To change the Articles of Incorporation by deleting Article I and adding the following Article I to read as follows:

“ARTICLE I

“The name of this corporation shall be

DRS. ELLIS, ROJAS, ROSS & DEBS, P.A.”

THIRD: The aforesaid amendment to the certificate of incorporation of the corporation shall be effective as of the date of filing of this certificate of amendment with the office of the Secretary of State of the State of Florida.

IN WITNESS WHEREOF the undersigned have executed this certificate as President and Secretary of the corporation and caused the seal of the corporation to be affixed hereto.

 

ELLIS, CESARANO, PIERGEORGE & DAVIDSON, P.A.
By  

/s/ Edmond A. Debs, M.D.

       Edmond A. Debs, President

ATTEST:

 

/s/ Charles T. Ellis

Charles T. Ellis, Secretary


STATE OF FLORIDA    )
   )     SS
COUNTY OF DADE    )

BE IT REMEMBERED that on this 2 day of February, 1978, before me, a notary public in and for the County and State aforesaid, personally appeared EDMOND A. DEBS, President of ELLIS, CESARANO, PIERGEORGE AND DAVIDSON, P.A., a Florida corporation, the corporation described in the foregoing certificate of amendment, to me known to be such, as he acknowledged the said certificate to be his act and deed and made on behalf of said corporation; that the signature of the said President and the signature of the Secretary of said corporation to the said foregoing certificate are in the handwriting of the said President and of the Secretary of said corporation, respectively; and that the seal affixed to said certificate is the common or corporate seal of said corporation, and that his act of seeing, executing, acknowledging and delivering the said certificate was duly authorized by the stockholders of said corporation.

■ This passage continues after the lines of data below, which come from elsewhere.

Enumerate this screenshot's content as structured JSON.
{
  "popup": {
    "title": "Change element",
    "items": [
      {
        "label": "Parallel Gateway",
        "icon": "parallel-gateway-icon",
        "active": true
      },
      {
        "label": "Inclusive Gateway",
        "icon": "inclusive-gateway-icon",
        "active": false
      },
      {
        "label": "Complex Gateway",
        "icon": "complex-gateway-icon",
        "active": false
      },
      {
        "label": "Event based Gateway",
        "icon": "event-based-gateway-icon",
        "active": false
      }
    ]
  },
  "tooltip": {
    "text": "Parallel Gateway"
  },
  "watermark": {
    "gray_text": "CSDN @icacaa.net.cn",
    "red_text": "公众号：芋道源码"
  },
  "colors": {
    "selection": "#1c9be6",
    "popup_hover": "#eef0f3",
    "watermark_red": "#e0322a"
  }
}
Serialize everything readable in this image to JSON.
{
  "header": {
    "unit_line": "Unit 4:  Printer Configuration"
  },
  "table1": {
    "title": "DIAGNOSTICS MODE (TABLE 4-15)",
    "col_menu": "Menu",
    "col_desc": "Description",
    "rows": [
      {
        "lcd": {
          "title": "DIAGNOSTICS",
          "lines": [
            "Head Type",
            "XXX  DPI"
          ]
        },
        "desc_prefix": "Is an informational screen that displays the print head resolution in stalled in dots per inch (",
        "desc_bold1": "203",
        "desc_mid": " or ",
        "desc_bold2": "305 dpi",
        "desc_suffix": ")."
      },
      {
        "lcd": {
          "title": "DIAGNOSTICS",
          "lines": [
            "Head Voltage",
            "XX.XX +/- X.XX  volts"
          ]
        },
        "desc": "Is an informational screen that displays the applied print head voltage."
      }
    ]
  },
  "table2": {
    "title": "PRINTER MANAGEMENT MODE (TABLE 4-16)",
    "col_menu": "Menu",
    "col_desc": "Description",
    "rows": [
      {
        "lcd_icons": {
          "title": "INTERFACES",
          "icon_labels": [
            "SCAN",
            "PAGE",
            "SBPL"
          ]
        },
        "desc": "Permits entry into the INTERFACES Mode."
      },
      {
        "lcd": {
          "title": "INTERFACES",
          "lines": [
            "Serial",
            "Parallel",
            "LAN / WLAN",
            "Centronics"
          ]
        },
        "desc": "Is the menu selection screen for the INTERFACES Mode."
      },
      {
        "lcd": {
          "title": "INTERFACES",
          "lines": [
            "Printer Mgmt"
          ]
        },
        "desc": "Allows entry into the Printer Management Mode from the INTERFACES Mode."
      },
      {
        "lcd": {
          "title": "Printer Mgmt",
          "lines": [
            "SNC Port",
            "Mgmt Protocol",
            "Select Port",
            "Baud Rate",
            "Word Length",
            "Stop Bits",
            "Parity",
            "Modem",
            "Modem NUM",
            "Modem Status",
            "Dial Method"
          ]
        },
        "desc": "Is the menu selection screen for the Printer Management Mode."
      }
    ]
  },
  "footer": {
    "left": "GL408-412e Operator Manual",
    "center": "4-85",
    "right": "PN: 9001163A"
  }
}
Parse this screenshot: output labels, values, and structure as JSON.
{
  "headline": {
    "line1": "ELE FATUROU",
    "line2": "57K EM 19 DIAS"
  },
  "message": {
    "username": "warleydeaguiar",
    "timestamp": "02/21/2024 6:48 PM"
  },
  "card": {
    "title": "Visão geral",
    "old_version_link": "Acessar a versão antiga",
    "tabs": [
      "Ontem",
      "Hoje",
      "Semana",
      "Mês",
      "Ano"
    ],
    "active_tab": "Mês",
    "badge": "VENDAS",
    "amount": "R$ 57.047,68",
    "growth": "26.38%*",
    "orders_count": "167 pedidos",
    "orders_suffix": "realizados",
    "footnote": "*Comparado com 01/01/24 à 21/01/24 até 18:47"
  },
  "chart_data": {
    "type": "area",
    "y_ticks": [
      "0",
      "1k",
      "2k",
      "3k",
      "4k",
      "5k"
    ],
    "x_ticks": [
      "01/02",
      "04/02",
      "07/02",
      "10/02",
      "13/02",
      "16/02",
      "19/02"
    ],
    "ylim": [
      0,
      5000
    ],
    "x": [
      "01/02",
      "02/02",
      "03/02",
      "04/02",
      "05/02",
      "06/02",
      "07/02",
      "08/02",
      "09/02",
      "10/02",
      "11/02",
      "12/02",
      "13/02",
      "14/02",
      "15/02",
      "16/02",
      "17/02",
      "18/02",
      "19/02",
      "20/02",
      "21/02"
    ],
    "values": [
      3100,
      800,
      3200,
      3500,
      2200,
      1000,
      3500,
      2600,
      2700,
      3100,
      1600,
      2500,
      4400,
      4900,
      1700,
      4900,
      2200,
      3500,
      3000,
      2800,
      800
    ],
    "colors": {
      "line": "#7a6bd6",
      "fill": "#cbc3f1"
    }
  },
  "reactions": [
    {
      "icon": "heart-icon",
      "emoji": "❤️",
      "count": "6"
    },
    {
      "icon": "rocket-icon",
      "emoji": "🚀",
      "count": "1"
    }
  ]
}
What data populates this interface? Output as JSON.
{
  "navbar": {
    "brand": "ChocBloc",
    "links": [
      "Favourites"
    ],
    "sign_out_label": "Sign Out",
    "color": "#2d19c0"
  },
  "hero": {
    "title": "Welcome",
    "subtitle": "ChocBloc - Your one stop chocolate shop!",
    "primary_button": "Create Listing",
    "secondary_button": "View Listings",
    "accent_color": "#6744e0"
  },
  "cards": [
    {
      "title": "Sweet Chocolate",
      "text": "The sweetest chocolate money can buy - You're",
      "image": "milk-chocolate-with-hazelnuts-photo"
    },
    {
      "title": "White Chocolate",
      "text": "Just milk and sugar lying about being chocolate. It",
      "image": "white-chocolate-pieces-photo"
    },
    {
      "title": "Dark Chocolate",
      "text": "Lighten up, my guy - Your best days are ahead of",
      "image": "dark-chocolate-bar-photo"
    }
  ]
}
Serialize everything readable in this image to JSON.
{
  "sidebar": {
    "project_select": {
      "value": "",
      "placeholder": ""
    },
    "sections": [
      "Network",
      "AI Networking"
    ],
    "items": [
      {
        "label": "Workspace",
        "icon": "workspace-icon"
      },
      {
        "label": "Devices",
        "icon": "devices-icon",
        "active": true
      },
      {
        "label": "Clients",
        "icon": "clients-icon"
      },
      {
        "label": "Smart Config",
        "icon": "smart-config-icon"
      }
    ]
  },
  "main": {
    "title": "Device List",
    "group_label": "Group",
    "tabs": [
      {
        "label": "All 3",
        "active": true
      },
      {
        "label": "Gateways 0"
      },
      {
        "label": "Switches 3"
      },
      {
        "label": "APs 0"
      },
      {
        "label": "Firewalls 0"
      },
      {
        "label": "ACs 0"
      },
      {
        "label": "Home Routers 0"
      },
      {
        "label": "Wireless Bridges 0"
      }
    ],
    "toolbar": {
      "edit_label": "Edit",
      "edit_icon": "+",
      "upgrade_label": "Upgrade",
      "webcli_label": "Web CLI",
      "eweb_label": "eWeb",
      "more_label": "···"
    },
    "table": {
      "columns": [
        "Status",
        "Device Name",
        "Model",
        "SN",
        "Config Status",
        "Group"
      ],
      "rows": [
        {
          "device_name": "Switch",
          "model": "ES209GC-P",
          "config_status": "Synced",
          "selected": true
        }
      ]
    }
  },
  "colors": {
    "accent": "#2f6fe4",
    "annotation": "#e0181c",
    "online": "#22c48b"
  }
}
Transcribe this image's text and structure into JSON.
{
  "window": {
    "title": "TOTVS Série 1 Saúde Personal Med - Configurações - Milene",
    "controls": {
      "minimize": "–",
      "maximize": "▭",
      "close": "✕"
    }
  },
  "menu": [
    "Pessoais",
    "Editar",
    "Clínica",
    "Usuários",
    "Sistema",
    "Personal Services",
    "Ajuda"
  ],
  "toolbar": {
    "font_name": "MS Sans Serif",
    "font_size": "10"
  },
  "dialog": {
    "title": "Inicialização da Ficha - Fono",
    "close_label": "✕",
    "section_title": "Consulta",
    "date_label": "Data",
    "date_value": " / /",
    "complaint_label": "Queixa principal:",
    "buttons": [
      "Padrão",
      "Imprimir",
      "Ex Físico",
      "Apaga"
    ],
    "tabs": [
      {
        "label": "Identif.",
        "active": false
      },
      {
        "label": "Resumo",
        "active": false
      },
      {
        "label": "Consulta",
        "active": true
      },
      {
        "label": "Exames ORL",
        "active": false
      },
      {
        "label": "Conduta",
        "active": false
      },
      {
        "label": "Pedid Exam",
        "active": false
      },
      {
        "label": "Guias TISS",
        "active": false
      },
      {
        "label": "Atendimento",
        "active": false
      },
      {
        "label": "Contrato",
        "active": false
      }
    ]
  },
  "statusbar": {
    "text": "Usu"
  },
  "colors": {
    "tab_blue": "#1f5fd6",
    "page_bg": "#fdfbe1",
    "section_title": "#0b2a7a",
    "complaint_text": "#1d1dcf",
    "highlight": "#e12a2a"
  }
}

IN WITNESS WHEREOF, I have hereunto set my hand and official seal the day and year last aforesaid.

 

/s/

Notary Public, State of Florida at Large


ARTICLES OF AMENDMENT TO THE

ARTICLES OF INCORPORATION

OF

DRS. ELLIS, ROJAS, ROSS & DEBS, P.A.

 

I. The name of the corporation is DRS. ELLIS, ROJAS, ROSS & DEBS, P.A.

 

II. The Articles of Incorporation are hereby amended as follows:

 

  (A) The first paragraph (i.e. the preamble) of the Articles of Incorporation is deleted in its entirety.

 

  (B) Article I of the Articles of Incorporation is deleted in its entirety and replaced with the following:

ARTICLE I – NAME

The name of the corporation shall be DRS, ELLIS, ROJAS, ROSS & DEBS, INC.

 

  (C) Article II of the Articles of Incorporation is deleted in its entirety and replaced with the following:

ARTICLE II – PURPOSE

The corporation may engage in any activity or business permitted under the laws of the United States and the State of Florida.

 

  (D) Article X of the Articles of Incorporation is deleted in its entirety.

 

III. The foregoing Articles of Amendment of the Articles of Incorporation were adopted upon unanimous written consent of the Board of Directors on 17th day of September, 1999.

 

IV. The foregoing Articles of Amendment to the Articles of Incorporation were adopted upon unanimous written consent of the Shareholders on 17th day of September, 1999, and such votes cast for these Articles of Amendment by the Shareholders were sufficient for approval.

 

V. These Articles of Amendment shall become effective as of the date of filing.

 

     These Articles of Amendment have been executed on behalf of this corporation by its President this 21st day of September, 1999.